Ora, non c'è nulla di male a visitare un museo anzitutto quale contenitore, e anzi l'appello costituito dal contenitore può incoraggiare a scoprire le opere. Ma, continuando per questa strada, si arriva alla situazione del Beaubourg di Parigi, dove il contenitore costituisce certamente la massima attrazione, e il resto sono o servizi (di biblioteca e videoteca) o mostre temporanee, peraltro molto belle.
Diversamente da un museo, un'esposizione temporanea di solito ci invita a considerare un solo autore, o un dato periodo storico, o un dato tema, e le opere debbono essere inserite nel loro contesto (...). Alla luce di queste considerazioni, eccomi ora a delineare un ideale di museo, e certamente alcune delle cose che avevo scritto su questo argomento hanno ispirato gli organizzatori di questa mostra sulla Vénus dévoilée. Non pretendo che questi miei suggerimenti fossero originali: talune delle soluzioni che proponevo erano state già tentate, e indicavano una strada possibile. Ma certamente un museo non può decidere di annullarsi in quella che chiameremo esposizione di un'opera sola. Una mostra temporanea può, e questo è il senso di Vénus dévoilée.
L'idea è semplice, anche se è costata qualche fatica a realizzarla. Noi andiamo in un museo e vediamo un'opera che: magari ci affascina, e vorremmo saperne di più, comprenderla meglio. L'ideale è dunque quello di un museo, o di una mostra temporanea, che serva a capire e godere di un
solo quadro (o di una sola statua, o anche di una sola saliera del Cellini).
È esattamente quello che si è tentato di fare con la Venere di Tiziano (...). Troppe opere, l'una diversa dall'altra, tutte fatalmente fuori contesto, affaticano l'occhio e la mente. Ma un tragitto, che ci conduca a entrare veramente "dentro" a una sola opera, farebbe di quella visita al museo un'esperienza memorabile. E se poi il turista incontinente e feticista si lamenterà che ha compiuto tanta fatica per vedere un'opera sola, peggio per lui. Ma anche il peggior feticista non resisterebbe all'esperienza della contemplazione di un solo feticcio di cui gli viene rivelata la storia remota, l'essenza, il destino.
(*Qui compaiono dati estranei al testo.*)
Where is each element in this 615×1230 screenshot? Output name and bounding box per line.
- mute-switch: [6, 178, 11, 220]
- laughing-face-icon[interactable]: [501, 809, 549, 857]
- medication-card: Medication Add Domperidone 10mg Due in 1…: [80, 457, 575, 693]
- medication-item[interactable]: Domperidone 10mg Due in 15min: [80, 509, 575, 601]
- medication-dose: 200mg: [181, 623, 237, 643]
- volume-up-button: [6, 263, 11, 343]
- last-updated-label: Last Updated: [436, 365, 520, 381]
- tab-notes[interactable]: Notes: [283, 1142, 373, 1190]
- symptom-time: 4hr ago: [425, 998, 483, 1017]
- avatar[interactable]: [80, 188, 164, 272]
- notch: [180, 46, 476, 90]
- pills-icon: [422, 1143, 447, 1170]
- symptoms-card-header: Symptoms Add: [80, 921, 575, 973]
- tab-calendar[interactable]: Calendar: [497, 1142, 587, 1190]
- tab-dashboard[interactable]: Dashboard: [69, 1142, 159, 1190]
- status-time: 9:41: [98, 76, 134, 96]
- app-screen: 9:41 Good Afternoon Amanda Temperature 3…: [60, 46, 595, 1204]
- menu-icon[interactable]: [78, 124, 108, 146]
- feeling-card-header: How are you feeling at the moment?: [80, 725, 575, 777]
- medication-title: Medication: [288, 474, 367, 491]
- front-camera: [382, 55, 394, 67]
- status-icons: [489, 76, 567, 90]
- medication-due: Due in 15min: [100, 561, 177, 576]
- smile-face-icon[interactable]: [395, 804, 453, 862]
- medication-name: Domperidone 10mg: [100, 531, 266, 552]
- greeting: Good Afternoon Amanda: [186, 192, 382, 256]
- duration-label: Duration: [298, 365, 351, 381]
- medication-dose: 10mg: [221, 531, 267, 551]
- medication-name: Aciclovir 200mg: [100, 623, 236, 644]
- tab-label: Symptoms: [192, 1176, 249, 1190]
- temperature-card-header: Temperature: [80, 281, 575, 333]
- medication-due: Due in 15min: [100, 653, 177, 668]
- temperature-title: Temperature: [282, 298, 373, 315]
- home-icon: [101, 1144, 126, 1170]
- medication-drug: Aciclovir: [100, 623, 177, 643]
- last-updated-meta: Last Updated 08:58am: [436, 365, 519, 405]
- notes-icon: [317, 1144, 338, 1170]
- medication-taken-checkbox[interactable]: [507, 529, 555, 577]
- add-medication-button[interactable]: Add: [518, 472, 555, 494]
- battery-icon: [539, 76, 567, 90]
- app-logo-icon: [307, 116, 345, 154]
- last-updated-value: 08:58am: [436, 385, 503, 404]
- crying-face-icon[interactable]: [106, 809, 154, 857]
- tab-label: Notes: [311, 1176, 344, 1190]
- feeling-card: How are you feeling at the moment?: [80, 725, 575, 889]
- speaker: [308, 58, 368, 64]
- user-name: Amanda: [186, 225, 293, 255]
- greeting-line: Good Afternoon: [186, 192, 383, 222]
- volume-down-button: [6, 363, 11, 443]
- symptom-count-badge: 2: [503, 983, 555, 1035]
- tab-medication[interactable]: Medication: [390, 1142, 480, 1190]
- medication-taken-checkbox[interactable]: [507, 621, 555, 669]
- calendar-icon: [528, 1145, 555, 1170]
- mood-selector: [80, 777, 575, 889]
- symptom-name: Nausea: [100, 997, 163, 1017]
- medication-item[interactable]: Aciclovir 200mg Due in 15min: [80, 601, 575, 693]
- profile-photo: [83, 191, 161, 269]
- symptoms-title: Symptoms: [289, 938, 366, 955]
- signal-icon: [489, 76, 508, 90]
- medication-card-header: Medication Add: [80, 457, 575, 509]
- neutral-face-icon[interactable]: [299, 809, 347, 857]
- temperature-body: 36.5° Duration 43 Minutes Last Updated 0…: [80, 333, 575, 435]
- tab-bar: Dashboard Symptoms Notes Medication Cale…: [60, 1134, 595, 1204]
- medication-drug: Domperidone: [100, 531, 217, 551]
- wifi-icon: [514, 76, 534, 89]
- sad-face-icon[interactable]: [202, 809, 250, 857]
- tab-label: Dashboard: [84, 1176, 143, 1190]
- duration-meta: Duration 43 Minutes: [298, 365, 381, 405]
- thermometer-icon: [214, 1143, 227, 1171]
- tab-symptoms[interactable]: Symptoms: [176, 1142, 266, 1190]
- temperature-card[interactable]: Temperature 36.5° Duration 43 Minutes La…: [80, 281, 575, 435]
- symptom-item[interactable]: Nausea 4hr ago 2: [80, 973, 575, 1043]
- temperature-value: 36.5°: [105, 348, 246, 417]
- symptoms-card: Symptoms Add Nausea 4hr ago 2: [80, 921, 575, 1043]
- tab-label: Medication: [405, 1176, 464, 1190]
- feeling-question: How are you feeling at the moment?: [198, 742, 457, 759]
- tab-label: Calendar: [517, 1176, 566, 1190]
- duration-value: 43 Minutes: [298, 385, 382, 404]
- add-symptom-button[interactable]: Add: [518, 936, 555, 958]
Naturalmente si può sognare. E il mio sogno è che l'esperimento della Vénus dévoilée possa applicarsi, un giorno, anche a un vero museo. A ben riflettere, un museo espone solo i quadri di maggior attrattiva, ma moltissimi altri ne conserva nei suoi depositi, e sono opere che il pubblico rischia di non vedere mai. Perché non pensare a un museo vivente, metamorfico, che secondo le stagioni si ristrutturi intorno a una sola opera centrale, e scelga di esporre le altre solo se possono aiutare a illuminare meglio quella?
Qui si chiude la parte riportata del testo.